INXS: Story to Story: The Official Autobiography
–Published in 2005
The most straightforward of Bozza’s books, INXS: Story to Story is the official biography of the influential Australian band. Covering more than forty years of history, the book includes information on each band member’s childhood, continues through their early days playing together in the Australian countryside, and culminates in the dark days of Michael Hutchence’s death.
The true test of their mettle awaited the young bards inland some two thousand miles north of Perth, amid the most barren landscape on earth. At one of their increasingly rare Perth gigs, they met a man named Bob Matthews, who managed a strip mine in a desert expanse where the average temperature clocked in at around 40 degrees Celsius (104 degrees Fahrenheit). At the mines, driving trucks (whose tires were approximately fifteen feet high) down steep slopes of loose gravel was considered women’s work: the men spent their days in the sun hacking at the earth with picks, shovels, and drills. Mine workers were one part mental patient and two parts outlaw, and to a crew of young band boys, they were altogether insane. The only civilization for hundreds of miles was the mining town–and like any human society on the edge of nowhere, it was utterly Lord of the Flies. It was entirely Australian, and far too Mad Max…
…The band visited the two outland outposts twice, but they were smart enough to make the second trip by plane. They were grateful for the experience and for the chance to meet people the average human being wouldn’t believe existed. “There was this one guy in Shay Gap who collected spiders,” Jon says. “His room was full of them. Australia is home to many very large and very dangerous spider, and this guy had some of the most venomous ones as pets. He’d always have one or two of them with him, too. I remember I was doing pull-ups on the diving board of the pool in the camp and a piece of fiberglass fell into my eye and I was blinded for a moment. This guy reached out his hand to help me and when I looked at him there on the end of it was a huge wolf spider, as big as his fist. I tried to stay calm, but when he opened his mouth and showed me the pet spider he had in there, I really lost it.”

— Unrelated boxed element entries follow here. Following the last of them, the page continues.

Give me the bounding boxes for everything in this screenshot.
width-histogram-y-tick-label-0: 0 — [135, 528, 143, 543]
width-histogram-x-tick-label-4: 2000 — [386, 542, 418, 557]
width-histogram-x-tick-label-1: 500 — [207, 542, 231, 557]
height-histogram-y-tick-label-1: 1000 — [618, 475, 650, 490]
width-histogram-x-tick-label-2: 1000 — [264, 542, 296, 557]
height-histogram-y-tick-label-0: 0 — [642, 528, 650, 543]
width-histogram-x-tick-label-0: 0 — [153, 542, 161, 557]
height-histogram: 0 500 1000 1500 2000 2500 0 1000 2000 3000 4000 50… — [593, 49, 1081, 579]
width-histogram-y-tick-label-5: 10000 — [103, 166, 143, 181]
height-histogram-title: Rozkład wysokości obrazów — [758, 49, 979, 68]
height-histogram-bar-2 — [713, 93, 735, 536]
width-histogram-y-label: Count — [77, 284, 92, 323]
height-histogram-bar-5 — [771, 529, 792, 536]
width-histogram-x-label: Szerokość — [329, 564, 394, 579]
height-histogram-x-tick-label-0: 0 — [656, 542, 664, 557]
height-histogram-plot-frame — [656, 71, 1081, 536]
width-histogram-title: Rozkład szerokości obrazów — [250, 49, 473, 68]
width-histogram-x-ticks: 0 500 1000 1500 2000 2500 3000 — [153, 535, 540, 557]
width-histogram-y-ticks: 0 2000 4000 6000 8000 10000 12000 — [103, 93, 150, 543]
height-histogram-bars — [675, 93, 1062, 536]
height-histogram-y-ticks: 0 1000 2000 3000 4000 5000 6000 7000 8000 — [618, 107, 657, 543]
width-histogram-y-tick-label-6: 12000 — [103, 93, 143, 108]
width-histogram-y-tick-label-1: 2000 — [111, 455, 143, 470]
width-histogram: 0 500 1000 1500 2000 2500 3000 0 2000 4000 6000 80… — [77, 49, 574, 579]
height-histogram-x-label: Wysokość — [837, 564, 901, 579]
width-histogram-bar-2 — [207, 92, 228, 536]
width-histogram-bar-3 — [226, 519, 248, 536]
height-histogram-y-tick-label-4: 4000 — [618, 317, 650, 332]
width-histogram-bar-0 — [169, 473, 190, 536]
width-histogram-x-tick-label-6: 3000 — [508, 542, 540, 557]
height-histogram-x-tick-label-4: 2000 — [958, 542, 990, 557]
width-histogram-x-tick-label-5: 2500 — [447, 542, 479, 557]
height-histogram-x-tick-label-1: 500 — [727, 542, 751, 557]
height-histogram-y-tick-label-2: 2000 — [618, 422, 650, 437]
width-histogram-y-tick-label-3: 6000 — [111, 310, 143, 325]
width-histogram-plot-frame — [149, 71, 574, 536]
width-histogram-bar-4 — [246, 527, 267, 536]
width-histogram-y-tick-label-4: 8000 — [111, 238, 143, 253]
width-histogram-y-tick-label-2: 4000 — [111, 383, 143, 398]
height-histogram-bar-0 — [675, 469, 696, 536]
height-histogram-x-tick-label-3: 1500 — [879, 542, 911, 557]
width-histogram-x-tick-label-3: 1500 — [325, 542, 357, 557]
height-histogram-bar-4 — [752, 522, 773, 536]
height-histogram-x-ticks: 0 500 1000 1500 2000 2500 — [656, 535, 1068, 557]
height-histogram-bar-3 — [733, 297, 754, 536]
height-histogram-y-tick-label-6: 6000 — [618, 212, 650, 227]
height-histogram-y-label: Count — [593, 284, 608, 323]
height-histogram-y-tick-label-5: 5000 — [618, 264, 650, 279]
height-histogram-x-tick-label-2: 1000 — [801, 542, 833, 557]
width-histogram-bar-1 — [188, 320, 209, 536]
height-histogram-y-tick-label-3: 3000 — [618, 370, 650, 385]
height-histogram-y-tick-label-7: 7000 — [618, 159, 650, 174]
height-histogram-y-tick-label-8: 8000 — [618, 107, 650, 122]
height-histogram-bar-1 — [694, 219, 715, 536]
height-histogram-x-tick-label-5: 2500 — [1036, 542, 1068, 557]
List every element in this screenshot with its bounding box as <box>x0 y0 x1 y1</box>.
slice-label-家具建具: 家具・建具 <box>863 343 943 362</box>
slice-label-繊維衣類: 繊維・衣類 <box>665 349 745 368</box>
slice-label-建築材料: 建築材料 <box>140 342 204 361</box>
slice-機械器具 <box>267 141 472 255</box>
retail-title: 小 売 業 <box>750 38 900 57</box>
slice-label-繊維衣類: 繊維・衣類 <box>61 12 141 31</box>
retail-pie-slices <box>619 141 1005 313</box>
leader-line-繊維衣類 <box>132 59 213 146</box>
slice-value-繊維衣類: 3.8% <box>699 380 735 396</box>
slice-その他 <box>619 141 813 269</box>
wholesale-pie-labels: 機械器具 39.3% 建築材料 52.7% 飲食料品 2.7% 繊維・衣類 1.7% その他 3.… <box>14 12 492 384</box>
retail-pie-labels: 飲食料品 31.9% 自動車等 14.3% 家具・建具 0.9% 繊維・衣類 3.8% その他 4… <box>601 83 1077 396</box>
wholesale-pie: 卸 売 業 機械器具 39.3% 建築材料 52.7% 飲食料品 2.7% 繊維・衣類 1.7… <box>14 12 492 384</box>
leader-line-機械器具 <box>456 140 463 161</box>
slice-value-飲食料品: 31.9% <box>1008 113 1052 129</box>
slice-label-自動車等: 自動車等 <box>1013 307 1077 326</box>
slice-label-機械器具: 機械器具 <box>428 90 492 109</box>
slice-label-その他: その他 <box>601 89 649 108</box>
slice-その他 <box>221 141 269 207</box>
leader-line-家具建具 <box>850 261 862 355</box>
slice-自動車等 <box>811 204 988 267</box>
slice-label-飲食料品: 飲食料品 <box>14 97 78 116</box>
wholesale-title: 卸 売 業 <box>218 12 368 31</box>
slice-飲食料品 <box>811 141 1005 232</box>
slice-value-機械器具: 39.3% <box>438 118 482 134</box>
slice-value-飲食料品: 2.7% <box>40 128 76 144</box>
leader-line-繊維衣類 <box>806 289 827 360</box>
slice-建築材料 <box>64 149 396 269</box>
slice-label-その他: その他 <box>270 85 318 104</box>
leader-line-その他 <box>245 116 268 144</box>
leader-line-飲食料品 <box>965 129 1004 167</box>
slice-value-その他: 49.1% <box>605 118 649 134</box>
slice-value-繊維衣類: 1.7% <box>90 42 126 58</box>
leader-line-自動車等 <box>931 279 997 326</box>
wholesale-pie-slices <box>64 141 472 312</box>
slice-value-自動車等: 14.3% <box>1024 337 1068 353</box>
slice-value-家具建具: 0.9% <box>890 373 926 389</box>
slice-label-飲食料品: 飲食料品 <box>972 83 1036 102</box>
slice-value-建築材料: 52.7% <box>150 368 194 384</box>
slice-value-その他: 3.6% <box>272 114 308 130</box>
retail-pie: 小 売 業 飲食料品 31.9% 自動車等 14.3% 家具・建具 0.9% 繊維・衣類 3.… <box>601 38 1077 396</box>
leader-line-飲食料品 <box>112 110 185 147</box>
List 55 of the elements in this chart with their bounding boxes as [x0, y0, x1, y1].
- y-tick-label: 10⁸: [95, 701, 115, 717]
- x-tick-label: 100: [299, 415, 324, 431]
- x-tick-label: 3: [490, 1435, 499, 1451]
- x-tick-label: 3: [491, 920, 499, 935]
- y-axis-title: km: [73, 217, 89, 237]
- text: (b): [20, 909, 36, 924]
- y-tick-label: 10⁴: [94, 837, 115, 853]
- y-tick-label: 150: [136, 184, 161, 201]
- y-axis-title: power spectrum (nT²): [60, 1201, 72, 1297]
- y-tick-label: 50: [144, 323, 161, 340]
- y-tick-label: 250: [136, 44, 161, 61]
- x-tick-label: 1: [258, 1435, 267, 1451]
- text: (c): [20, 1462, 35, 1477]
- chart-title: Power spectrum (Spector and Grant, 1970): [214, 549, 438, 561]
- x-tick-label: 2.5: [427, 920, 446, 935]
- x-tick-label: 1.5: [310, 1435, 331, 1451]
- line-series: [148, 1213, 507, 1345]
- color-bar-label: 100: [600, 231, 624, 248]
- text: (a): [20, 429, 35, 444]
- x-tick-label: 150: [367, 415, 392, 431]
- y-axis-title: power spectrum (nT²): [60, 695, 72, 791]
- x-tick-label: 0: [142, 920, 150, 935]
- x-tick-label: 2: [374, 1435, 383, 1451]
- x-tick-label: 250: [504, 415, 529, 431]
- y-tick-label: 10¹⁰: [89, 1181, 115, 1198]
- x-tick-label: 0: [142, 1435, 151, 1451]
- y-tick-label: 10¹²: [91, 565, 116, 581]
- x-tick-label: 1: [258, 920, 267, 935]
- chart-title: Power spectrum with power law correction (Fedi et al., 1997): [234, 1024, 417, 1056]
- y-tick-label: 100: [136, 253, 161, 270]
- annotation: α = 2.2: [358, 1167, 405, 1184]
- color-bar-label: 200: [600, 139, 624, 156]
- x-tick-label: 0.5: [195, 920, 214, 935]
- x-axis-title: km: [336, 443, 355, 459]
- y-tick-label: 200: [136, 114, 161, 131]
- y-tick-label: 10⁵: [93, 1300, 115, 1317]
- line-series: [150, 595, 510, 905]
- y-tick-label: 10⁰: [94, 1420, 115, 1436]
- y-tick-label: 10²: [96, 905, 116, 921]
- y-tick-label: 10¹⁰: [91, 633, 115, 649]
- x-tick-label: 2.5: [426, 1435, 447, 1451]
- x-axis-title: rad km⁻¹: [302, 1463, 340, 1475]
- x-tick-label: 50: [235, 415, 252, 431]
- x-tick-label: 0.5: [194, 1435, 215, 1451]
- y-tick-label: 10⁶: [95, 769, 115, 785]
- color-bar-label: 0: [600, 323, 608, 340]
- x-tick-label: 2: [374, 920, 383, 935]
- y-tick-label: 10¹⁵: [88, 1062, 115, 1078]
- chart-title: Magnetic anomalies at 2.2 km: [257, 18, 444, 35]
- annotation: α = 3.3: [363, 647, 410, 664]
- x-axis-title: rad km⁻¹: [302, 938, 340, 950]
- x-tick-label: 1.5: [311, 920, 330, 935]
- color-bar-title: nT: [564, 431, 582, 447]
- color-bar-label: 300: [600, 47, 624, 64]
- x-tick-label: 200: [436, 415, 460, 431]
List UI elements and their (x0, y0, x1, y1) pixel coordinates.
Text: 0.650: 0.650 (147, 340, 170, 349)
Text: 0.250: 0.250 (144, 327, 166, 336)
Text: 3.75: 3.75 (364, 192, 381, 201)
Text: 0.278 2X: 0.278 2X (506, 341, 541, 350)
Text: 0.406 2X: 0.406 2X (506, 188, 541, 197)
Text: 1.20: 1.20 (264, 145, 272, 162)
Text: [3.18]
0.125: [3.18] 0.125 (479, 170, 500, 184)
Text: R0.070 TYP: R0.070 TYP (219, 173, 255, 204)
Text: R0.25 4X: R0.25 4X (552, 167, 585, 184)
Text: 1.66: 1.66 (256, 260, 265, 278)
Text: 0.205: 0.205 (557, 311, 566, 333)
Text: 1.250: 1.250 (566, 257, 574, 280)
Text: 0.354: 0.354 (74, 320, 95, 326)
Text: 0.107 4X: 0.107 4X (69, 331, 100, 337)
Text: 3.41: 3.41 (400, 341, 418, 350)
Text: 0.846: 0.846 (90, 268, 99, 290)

Signature: A Photographic Retrospective of the Platinum Era of Hip Hop 1996-2006
–Scheduled for publication in Fall 2007 by Atria/Simon and Schuster
For his next book, Bozza is teaming up with legendary photographer and video director Jonathan Mannion. The photographer has worked with Lebron James, David Beckham, Kobe Bryant, Lance Armstrong, Bernie Mac, and Jon Favreau, among many others. But he is most famous for his hip hop photography of icons such as The Notorious B.I.G., Dr. Dre, Eminem, Diddy, Jam Master Jay, L.L. Cool J., Jay-Z, Snoop Dogg, and Mos Def. Signature will feature Mannion’s photography combined with Bozza’s new interviews with the artists. The photos, along with the rappers’ intimate recollections, provide a revealing look at the music that defined a decade.